XXIV Avida que, por aquele tempo, Daniel passava na aldeia, era de uma monotonia capaz até de saciar as exigências do homem mais indolente e ocioso.
Vejamos em que se ocupava o nosso herói, enquanto, sem o suspeitar, estava sendo objecto do momentoso diálogo, do qual, no capítulo antecedente, nos aventurámos a ser cronista.
Para isso tomemos a dianteira ao reitor e entremos, antes dele, no quarto de Daniel.
Não sei se é a voz da consciência a que me está a bradar que vou cometer uma indiscrição.
A ociosidade absoluta imprime de ordinário aos actos do homem certa feição pueril, que ele procura sempre ocultar aos olhos estranhos.
As pessoas mais sisudas e graves têm momentos na vida, durante os quais, a sós consigo, se entregam a distracções de criança.
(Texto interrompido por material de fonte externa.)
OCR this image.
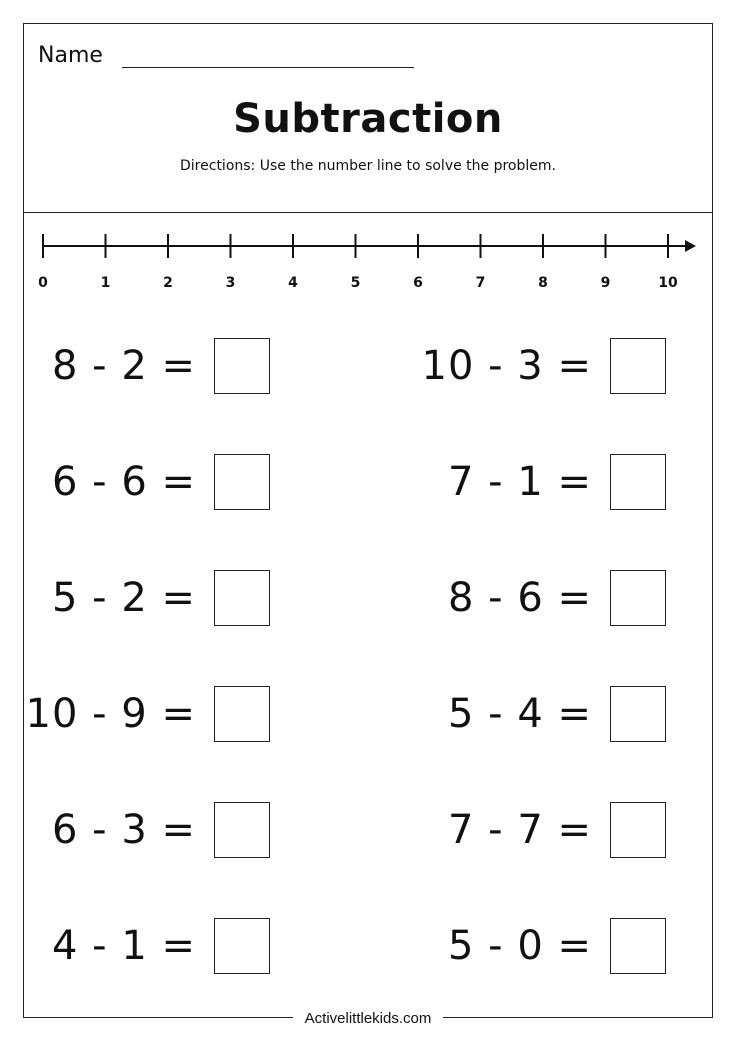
Name
Subtraction
Directions: Use the number line to solve the problem.
0	1	2	3	4	5	6	7	8	9	10
8 - 2 =
6 - 6 =
5 - 2 =
10 - 9 =
6 - 3 =
4 - 1 =
10 - 3 =
7 - 1 =
8 - 6 =
5 - 4 =
7 - 7 =
5 - 0 =
Activelittlekids.com
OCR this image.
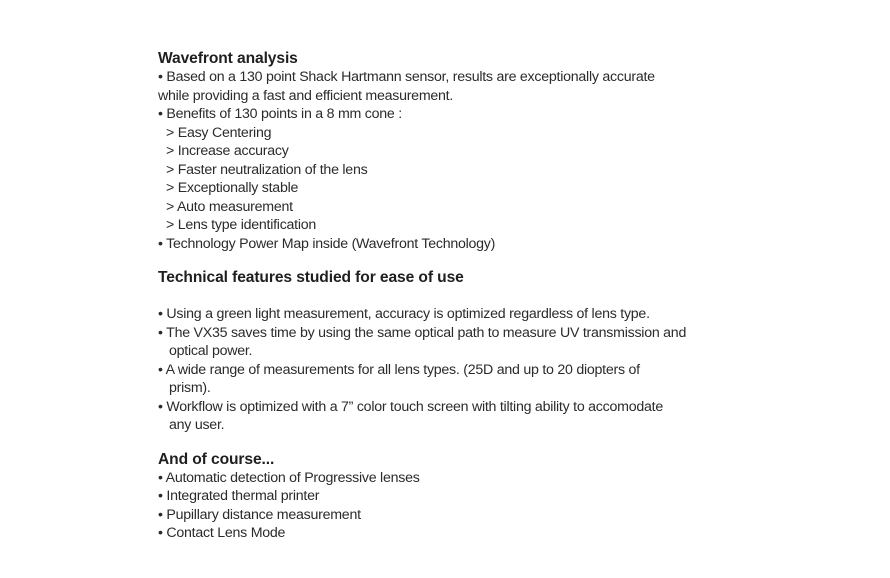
Wavefront analysis
• Based on a 130 point Shack Hartmann sensor, results are exceptionally accurate
while providing a fast and efficient measurement.
• Benefits of 130 points in a 8 mm cone :
> Easy Centering
> Increase accuracy
> Faster neutralization of the lens
> Exceptionally stable
> Auto measurement
> Lens type identification
• Technology Power Map inside (Wavefront Technology)
Technical features studied for ease of use
• Using a green light measurement, accuracy is optimized regardless of lens type.
• The VX35 saves time by using the same optical path to measure UV transmission and
optical power.
• A wide range of measurements for all lens types. (25D and up to 20 diopters of
prism).
• Workflow is optimized with a 7” color touch screen with tilting ability to accomodate
any user.
And of course...
• Automatic detection of Progressive lenses
• Integrated thermal printer
• Pupillary distance measurement
• Contact Lens Mode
É possível, pois, irmos encontrar Daniel em um dos tais momentos; e talvez que o possamos, por essa forma, prejudicar no conceito dos leitores. Mas, por quem são, lembrem-se que, em horas de ócio e enfado, ouso eu afirmá-lo, não têm sido também demasiado escrupulosos na escolha de passatempos; e essa consideração decerto os fará indulgentes.
Àquela hora do dia, Daniel sentia-se morrer de tédio, debaixo dos telhados paternais.
O calor não o deixara sair.
Quis ler; faltavam-lhe os livros. Os seus ainda não tinham chegado da cidade.
Revistando os cantos e caminhos da casa, apenas encontrou três repertórios dos anos findos, uma cartilha de doutrina cristã, uma tábua de pesos, medidas e dinheiros, e, em género mais ameno, o Testamento do Galo, a Confissão do Marujo Vicente, e a Vida Milagrosa de não sei que santo, padroeiro da freguesia.
Ainda assim, tudo isso leu Daniel, por um motivo análogo, ao que levou os náufragos da nau Catrineta a «deitarem sola de molho, para o outro dia jantar».